‘It’s a free country’ is commonplace but is it? Yes, you say, you can do whatever you want. However, on second thought, how true is that expression in reality? As far back as the 17th century, the Huron Indian chief Kondiaronk perceptively observed that we (not he and his people) live under the tyranny of money.
He was right, of course. We are chained to it, ruled by it; he rules our lives every day, every week as long as we live. It is in the nature of our capitalist society, and yet as we enslave ourselves and leave something behind, we become the beneficiaries of an economic freedom that our ancestors, tied to a plow on someone else’s land, could have. envied.
However, since the rate of return on capital is almost always greater than the rate of economic growth, resulting in increasing inequality, it can definitely be said that the capitalist system has embedded persistent inequality into it. The poor put up with this inequality until it becomes unbearable, and then the politicians respond. Sometimes they can be deaf and we have revolutions: the French revolution best known for the guillotine, the Mexican revolution(s), even the American revolution.
Wars and such revolutions have gripped most of the world from time to time: Russia, China, countries from Latin America to Africa and the Middle East. Chained by money, that is, its lack, to poverty, the only way out when hunger eats away is to fight to free themselves from the system.
Savvy economists at the World Bank and various think tanks have developed measures to quantify freedom and then rank countries.
If you live in the United States, where your freedoms often compare favorably to the adversary of the day the United States is on a military adventure, which is remarkably described as a mission to free the people there. Few take notice of the fact that US success often leads to the installation of a worse dictator than the last…but now he is “our dictator”.

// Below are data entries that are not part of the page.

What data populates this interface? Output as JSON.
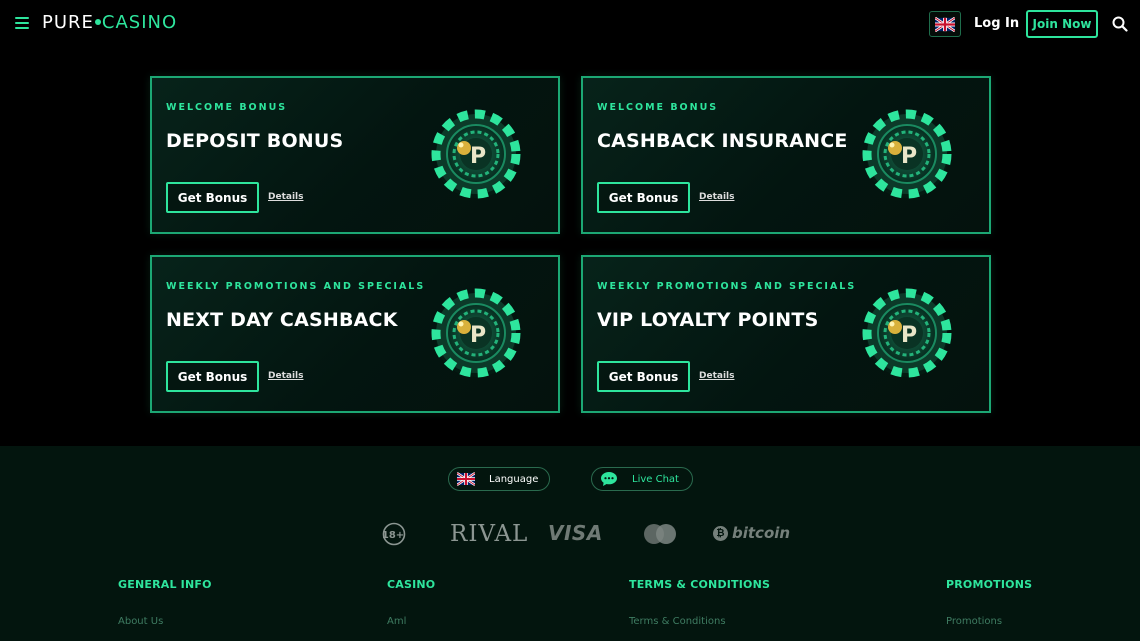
{
  "header": {
    "logo_left": "PURE",
    "logo_right": "CASINO",
    "login_label": "Log In",
    "join_label": "Join Now"
  },
  "cards": [
    {
      "eyebrow": "WELCOME BONUS",
      "title": "DEPOSIT BONUS",
      "button": "Get Bonus",
      "details": "Details"
    },
    {
      "eyebrow": "WELCOME BONUS",
      "title": "CASHBACK INSURANCE",
      "button": "Get Bonus",
      "details": "Details"
    },
    {
      "eyebrow": "WEEKLY PROMOTIONS AND SPECIALS",
      "title": "NEXT DAY CASHBACK",
      "button": "Get Bonus",
      "details": "Details"
    },
    {
      "eyebrow": "WEEKLY PROMOTIONS AND SPECIALS",
      "title": "VIP LOYALTY POINTS",
      "button": "Get Bonus",
      "details": "Details"
    }
  ],
  "footer": {
    "language_label": "Language",
    "live_chat_label": "Live Chat",
    "payments": {
      "age": "18+",
      "rival": "RIVAL",
      "visa": "VISA",
      "bitcoin": "bitcoin"
    },
    "columns": [
      {
        "heading": "GENERAL INFO",
        "link": "About Us"
      },
      {
        "heading": "CASINO",
        "link": "Aml"
      },
      {
        "heading": "TERMS & CONDITIONS",
        "link": "Terms & Conditions"
      },
      {
        "heading": "PROMOTIONS",
        "link": "Promotions"
      }
    ]
  },
  "colors": {
    "accent": "#2ee59d",
    "card_border": "#1ca874",
    "footer_bg": "#03150e"
  }
}
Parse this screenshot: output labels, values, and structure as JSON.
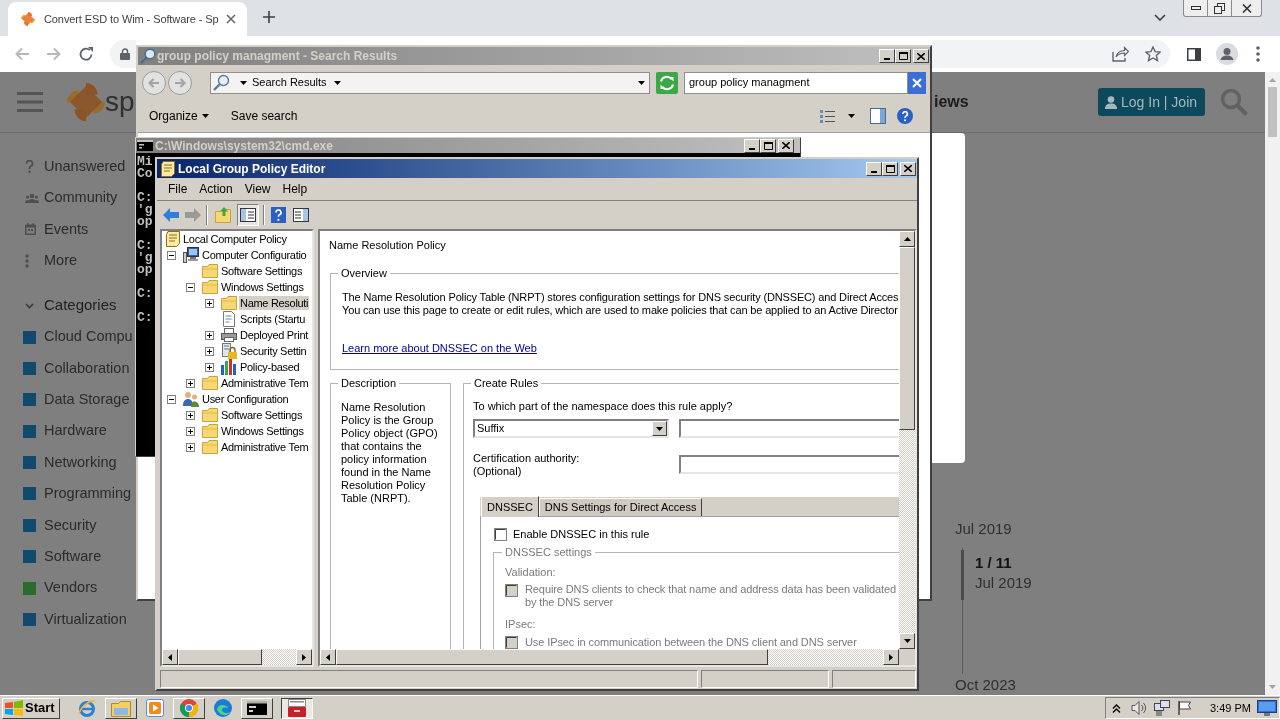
{
  "browser": {
    "tab_title": "Convert ESD to Wim - Software - Sp",
    "page": {
      "logo_text": "sp",
      "nav_link": "iews",
      "login_button": "Log In | Join",
      "sidebar": [
        {
          "label": "Unanswered"
        },
        {
          "label": "Community"
        },
        {
          "label": "Events"
        },
        {
          "label": "More"
        }
      ],
      "categories": {
        "heading": "Categories",
        "expanded": true,
        "items": [
          {
            "label": "Cloud Compu",
            "color": "#124a6e"
          },
          {
            "label": "Collaboration",
            "color": "#124a6e"
          },
          {
            "label": "Data Storage",
            "color": "#124a6e"
          },
          {
            "label": "Hardware",
            "color": "#124a6e"
          },
          {
            "label": "Networking",
            "color": "#124a6e"
          },
          {
            "label": "Programming",
            "color": "#124a6e"
          },
          {
            "label": "Security",
            "color": "#124a6e"
          },
          {
            "label": "Software",
            "color": "#124a6e"
          },
          {
            "label": "Vendors",
            "color": "#2d6a2d"
          },
          {
            "label": "Virtualization",
            "color": "#124a6e"
          }
        ]
      },
      "timeline": {
        "start": "Jul 2019",
        "position": "1 / 11",
        "position_date": "Jul 2019",
        "end": "Oct 2023"
      }
    }
  },
  "search_window": {
    "title": "group policy managment - Search Results",
    "location": "Search Results",
    "search_value": "group policy managment",
    "commands": [
      {
        "label": "Organize",
        "kind": "menu"
      },
      {
        "label": "Save search",
        "kind": "button"
      }
    ]
  },
  "cmd_window": {
    "title": "C:\\Windows\\system32\\cmd.exe",
    "blocks": [
      [
        "Mi",
        "Co"
      ],
      [
        "C:",
        "'g",
        "op"
      ],
      [
        "C:",
        "'g",
        "op"
      ],
      [
        "C:"
      ],
      [
        "C:"
      ]
    ]
  },
  "gpo_window": {
    "title": "Local Group Policy Editor",
    "menu": [
      "File",
      "Action",
      "View",
      "Help"
    ],
    "tree": [
      {
        "label": "Local Computer Policy",
        "kind": "policy",
        "selected": false,
        "children": [
          {
            "label": "Computer Configuratio",
            "kind": "computer",
            "expanded": true,
            "selected": false,
            "children": [
              {
                "label": "Software Settings",
                "kind": "folder",
                "selected": false
              },
              {
                "label": "Windows Settings",
                "kind": "folder",
                "expanded": true,
                "selected": false,
                "children": [
                  {
                    "label": "Name Resoluti",
                    "kind": "folder",
                    "expanded": false,
                    "selected": true
                  },
                  {
                    "label": "Scripts (Startu",
                    "kind": "script",
                    "selected": false
                  },
                  {
                    "label": "Deployed Print",
                    "kind": "printer",
                    "expanded": false,
                    "selected": false
                  },
                  {
                    "label": "Security Settin",
                    "kind": "security",
                    "expanded": false,
                    "selected": false
                  },
                  {
                    "label": "Policy-based",
                    "kind": "chart",
                    "expanded": false,
                    "selected": false
                  }
                ]
              },
              {
                "label": "Administrative Tem",
                "kind": "folder",
                "expanded": false,
                "selected": false
              }
            ]
          },
          {
            "label": "User Configuration",
            "kind": "user",
            "expanded": true,
            "selected": false,
            "children": [
              {
                "label": "Software Settings",
                "kind": "folder",
                "expanded": false,
                "selected": false
              },
              {
                "label": "Windows Settings",
                "kind": "folder",
                "expanded": false,
                "selected": false
              },
              {
                "label": "Administrative Tem",
                "kind": "folder",
                "expanded": false,
                "selected": false
              }
            ]
          }
        ]
      }
    ],
    "details": {
      "heading": "Name Resolution Policy",
      "overview": {
        "legend": "Overview",
        "lines": [
          "The Name Resolution Policy Table (NRPT) stores configuration settings for DNS security (DNSSEC) and Direct Acces",
          "You can use this page to create or edit rules, which are used to make policies that can be applied to an Active Director"
        ],
        "link": "Learn more about DNSSEC on the Web"
      },
      "description": {
        "legend": "Description",
        "text": "Name Resolution Policy is the Group Policy object (GPO) that contains the policy information found in the Name Resolution Policy Table (NRPT)."
      },
      "create_rules": {
        "legend": "Create Rules",
        "namespace_label": "To which part of the namespace does this rule apply?",
        "namespace_type": "Suffix",
        "ca_label": "Certification authority:",
        "ca_hint": "(Optional)",
        "tabs": [
          {
            "label": "DNSSEC",
            "selected": true
          },
          {
            "label": "DNS Settings for Direct Access",
            "selected": false
          }
        ],
        "enable_option": {
          "label": "Enable DNSSEC in this rule",
          "checked": false
        },
        "settings": {
          "legend": "DNSSEC settings",
          "disabled": true,
          "sections": [
            {
              "heading": "Validation:",
              "option_label": "Require DNS clients to check that name and address data has been validated by the DNS server",
              "checked": false
            },
            {
              "heading": "IPsec:",
              "option_label": "Use IPsec in communication between the DNS client and DNS server",
              "checked": false
            }
          ]
        }
      }
    }
  },
  "taskbar": {
    "start_label": "Start",
    "items": [
      {
        "kind": "launcher"
      },
      {
        "kind": "task",
        "selected": false
      },
      {
        "kind": "launcher"
      },
      {
        "kind": "task",
        "selected": false
      },
      {
        "kind": "launcher"
      },
      {
        "kind": "task",
        "selected": false
      },
      {
        "kind": "task",
        "selected": true
      }
    ],
    "clock": "3:49 PM"
  }
}
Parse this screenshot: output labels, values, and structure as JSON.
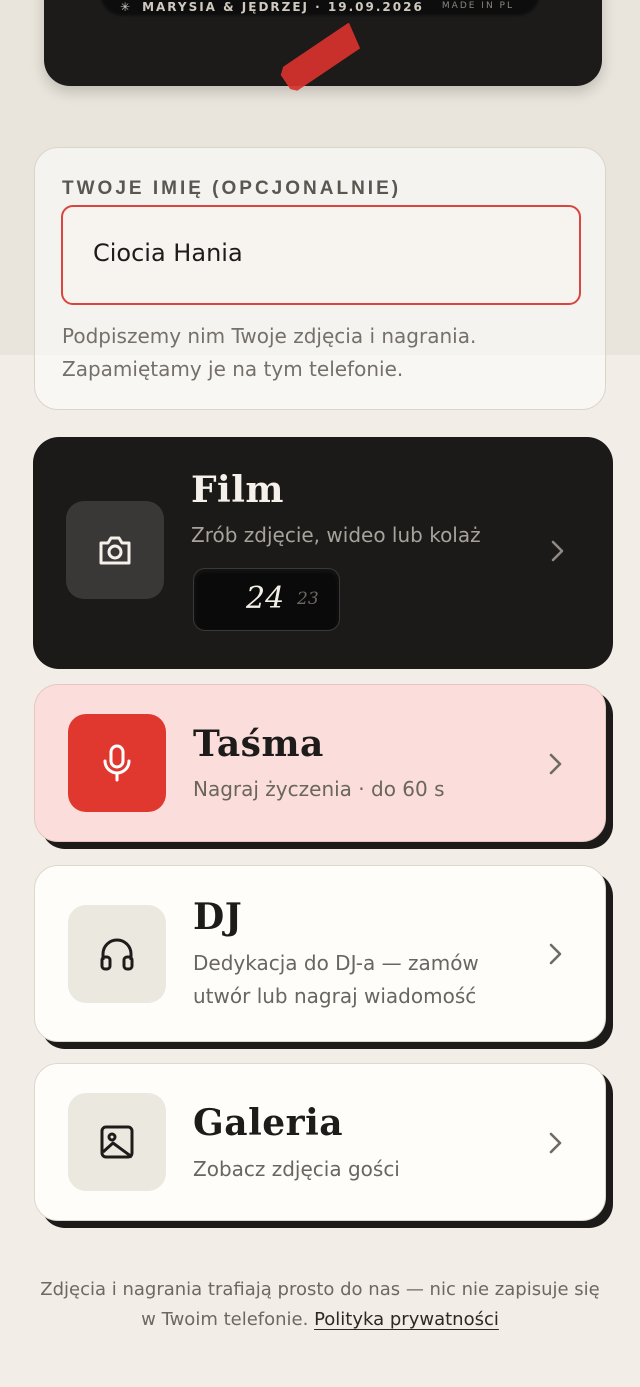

Fighting for freedom around the world, where would you expect the US to rank? Surely the number 1, in particular for the freedom of the press; in fact, by the last measure according to Reporters Without Borders, it ranks 42nd out of 180 countries. If it’s any consolation, China ranks 175th.
When it comes to incarceration rates, the World Prison Brief ranks the US at #1, the UK at #115, and China beating both at #124. Is that a surprise? The measure used is the number of prisoners per 100,000 people.
Finally, for overall freedom, the Freedom House rankings put the US at #61 and China, if it’s any consolation, at #184. Our neighbor to the north ranks #5, leaving us in the dust. . If Japan conveys the impression of a closed and restricted society, apparently it is not because her 13th place ranking belies it. All US allies in Western Europe are also clearly ahead of the US Freedom House used 25 indicators derived from the United Nations Universal Declaration of Human Rights to calculate each country’s overall score.
“Irreverence is the champion of liberty and its only sure defence,” Mark Twain noted. If nothing else, it helps to put up with the pesky bureaucratic rulers that we must encounter all too often in our lives.